In compliance with the requisition of the High Court under Section 66(2) of the Act, the Tribunal has stated the case as follows:

"Whether, on the facts and in the circumstances of the case, the addition of Rs. 20,000 could be sustained ?"

It is argued by Mr. Ramarao, the learned counsel or the assessee, that the addition of Rs. 20,000 by the Tribunal is not the result of the consideration of any evidence, but that the figure was arbitrarily arrived at. He complained that the Tribunal has merely stated that having regard to the turnover and the business conditions that obtained during the year of account, it seemed to them that a further addition of Rs. 20,000 would be adequate in the circumstances of the case and the order does not disclose as to how that figure was arrived at. It is also his complaint that the Tribunal took into account cases where other assessees had disclosed profit of '10 per cent. to 50 per cent. with net income of 25 per cent. without making that material available to the assessee and giving him an opportunity to distinguish his case from cases relied on by the Tribunal.

(3.)WE do not think that Mr. Ramarao is justified in contending that the Tribunal has arrived at the figure of Rs. 20,000 without any consideration of the evidence and has fixed it arbitrarily. The Tribunal has expressly stated that the officer has given sound reasons for the additions made by him. The reference can only be to the Income-tax Officer in so far as the additions made by him and were affirmed by the Appellate Assistant Commissioner. The reference, the Tribunal felt it unnecessary to restate those reasons once again in the order. Though, in our opinion, it would have been more desirable on the part of the Tribunal to give in its own words, briefly it may be, the reasons for their decision, it cannot be said that the Tribunal acted arbitrarily and fixed the figure of Rs. 20,000. WE have gone through the order of the Income-tax Officer and the Appellate Assistant Commissioner. The Income-tax Officer has given detailed reasons for making the additions under each head and in respect of those additions which were upheld by the Appellate Assistant Commissioner, the Appellate Assistant Commissioner also gave his reasons. The Tribunal, as has already been stated, has observed that these reasons were sound. It cannot, therefore, be said that the Tribunal had acted arbitrarily, or that the decision of the Tribunal is vitiated on the ground that it is based on no evidence.
Mr.

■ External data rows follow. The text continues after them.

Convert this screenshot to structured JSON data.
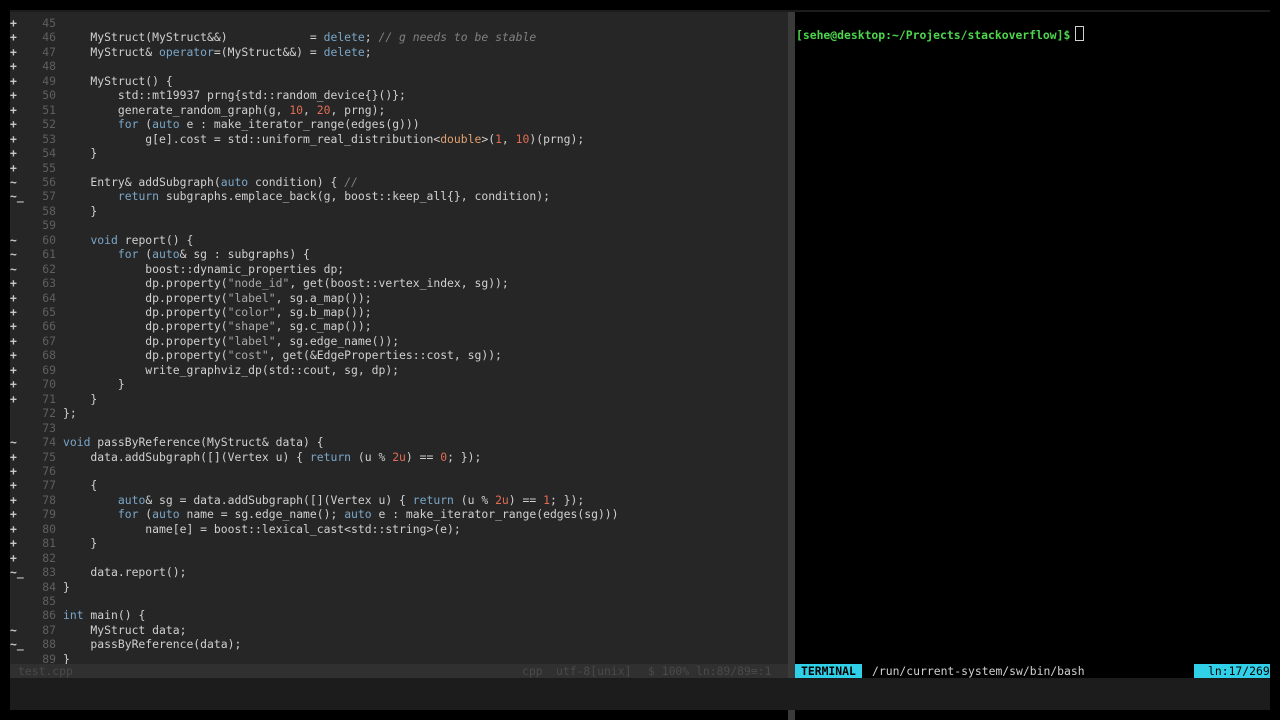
{
  "editor": {
    "lines": [
      {
        "n": "45",
        "s": "+",
        "t": ""
      },
      {
        "n": "46",
        "s": "+",
        "t": "    MyStruct(MyStruct&&)            = delete; // g needs to be stable"
      },
      {
        "n": "47",
        "s": "+",
        "t": "    MyStruct& operator=(MyStruct&&) = delete;"
      },
      {
        "n": "48",
        "s": "+",
        "t": ""
      },
      {
        "n": "49",
        "s": "+",
        "t": "    MyStruct() {"
      },
      {
        "n": "50",
        "s": "+",
        "t": "        std::mt19937 prng{std::random_device{}()};"
      },
      {
        "n": "51",
        "s": "+",
        "t": "        generate_random_graph(g, 10, 20, prng);"
      },
      {
        "n": "52",
        "s": "+",
        "t": "        for (auto e : make_iterator_range(edges(g)))"
      },
      {
        "n": "53",
        "s": "+",
        "t": "            g[e].cost = std::uniform_real_distribution<double>(1, 10)(prng);"
      },
      {
        "n": "54",
        "s": "+",
        "t": "    }"
      },
      {
        "n": "55",
        "s": "+",
        "t": ""
      },
      {
        "n": "56",
        "s": "~",
        "t": "    Entry& addSubgraph(auto condition) { //"
      },
      {
        "n": "57",
        "s": "~_",
        "t": "        return subgraphs.emplace_back(g, boost::keep_all{}, condition);"
      },
      {
        "n": "58",
        "s": "",
        "t": "    }"
      },
      {
        "n": "59",
        "s": "",
        "t": ""
      },
      {
        "n": "60",
        "s": "~",
        "t": "    void report() {"
      },
      {
        "n": "61",
        "s": "~",
        "t": "        for (auto& sg : subgraphs) {"
      },
      {
        "n": "62",
        "s": "~",
        "t": "            boost::dynamic_properties dp;"
      },
      {
        "n": "63",
        "s": "+",
        "t": "            dp.property(\"node_id\", get(boost::vertex_index, sg));"
      },
      {
        "n": "64",
        "s": "+",
        "t": "            dp.property(\"label\", sg.a_map());"
      },
      {
        "n": "65",
        "s": "+",
        "t": "            dp.property(\"color\", sg.b_map());"
      },
      {
        "n": "66",
        "s": "+",
        "t": "            dp.property(\"shape\", sg.c_map());"
      },
      {
        "n": "67",
        "s": "+",
        "t": "            dp.property(\"label\", sg.edge_name());"
      },
      {
        "n": "68",
        "s": "+",
        "t": "            dp.property(\"cost\", get(&EdgeProperties::cost, sg));"
      },
      {
        "n": "69",
        "s": "+",
        "t": "            write_graphviz_dp(std::cout, sg, dp);"
      },
      {
        "n": "70",
        "s": "+",
        "t": "        }"
      },
      {
        "n": "71",
        "s": "+",
        "t": "    }"
      },
      {
        "n": "72",
        "s": "",
        "t": "};"
      },
      {
        "n": "73",
        "s": "",
        "t": ""
      },
      {
        "n": "74",
        "s": "~",
        "t": "void passByReference(MyStruct& data) {"
      },
      {
        "n": "75",
        "s": "+",
        "t": "    data.addSubgraph([](Vertex u) { return (u % 2u) == 0; });"
      },
      {
        "n": "76",
        "s": "+",
        "t": ""
      },
      {
        "n": "77",
        "s": "+",
        "t": "    {"
      },
      {
        "n": "78",
        "s": "+",
        "t": "        auto& sg = data.addSubgraph([](Vertex u) { return (u % 2u) == 1; });"
      },
      {
        "n": "79",
        "s": "+",
        "t": "        for (auto name = sg.edge_name(); auto e : make_iterator_range(edges(sg)))"
      },
      {
        "n": "80",
        "s": "+",
        "t": "            name[e] = boost::lexical_cast<std::string>(e);"
      },
      {
        "n": "81",
        "s": "+",
        "t": "    }"
      },
      {
        "n": "82",
        "s": "+",
        "t": ""
      },
      {
        "n": "83",
        "s": "~_",
        "t": "    data.report();"
      },
      {
        "n": "84",
        "s": "",
        "t": "}"
      },
      {
        "n": "85",
        "s": "",
        "t": ""
      },
      {
        "n": "86",
        "s": "",
        "t": "int main() {"
      },
      {
        "n": "87",
        "s": "~",
        "t": "    MyStruct data;"
      },
      {
        "n": "88",
        "s": "~_",
        "t": "    passByReference(data);"
      },
      {
        "n": "89",
        "s": "",
        "t": "}"
      }
    ],
    "keywords": [
      "delete",
      "operator",
      "for",
      "auto",
      "return",
      "void",
      "int"
    ],
    "types": [
      "double"
    ],
    "status": {
      "filename": "test.cpp",
      "filetype": "cpp",
      "encoding": "utf-8[unix]",
      "position": "$ 100% ln:89/89≡:1"
    }
  },
  "terminal": {
    "prompt": "[sehe@desktop:~/Projects/stackoverflow]$",
    "badge": "TERMINAL",
    "path": "/run/current-system/sw/bin/bash",
    "position": "ln:17/269"
  }
}
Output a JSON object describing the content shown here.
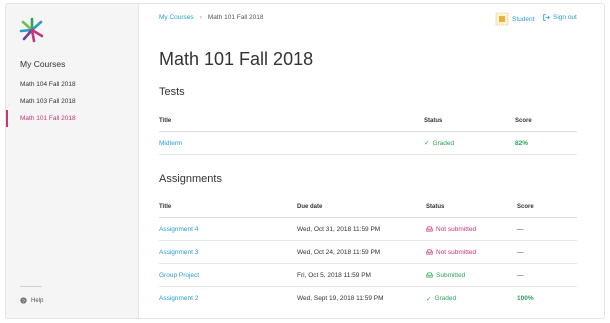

Ramarao relied upon a decision in Esthuri Aswathiah v. Commissioner of Income-tax, 1967 66 ITR 478 (S.C.). That decision, in our opinion, has no application to the facts of the present case. In that case, the Tribunal felt that the assessee was not able to explain the source of a particular item of income satisfactorily and it was not unlikely that he had some cash in hand from profits and assets received on partition of the joint family of which the assessee was a member, and estimated the income from undisclosed sources relying upon the offer made by the counsel for the assessee that he may be assessed on the amount of Rs. 50,000. The Supreme Court, in those circumstances, agreeing with the High Court, held that the judgment of the Tribunal was without recording any reasons and was, on that account, speculative. It observed that it would be the duty of the Tribunal conformably with the judgment of the High Court, to dispose of the case after hearing the assessee and the Commissioner in the light of the evidence and according to law. In the present case, however, the additions were made under different heads by the Income-tax Officer and the Appellate Assistant Commissioner who gave detailed reasons for such additions and the Tribunal held that those reasons were sound. In these circumstances we cannot say that the addition by the Tribunal was not based on any reasoning and was speculative.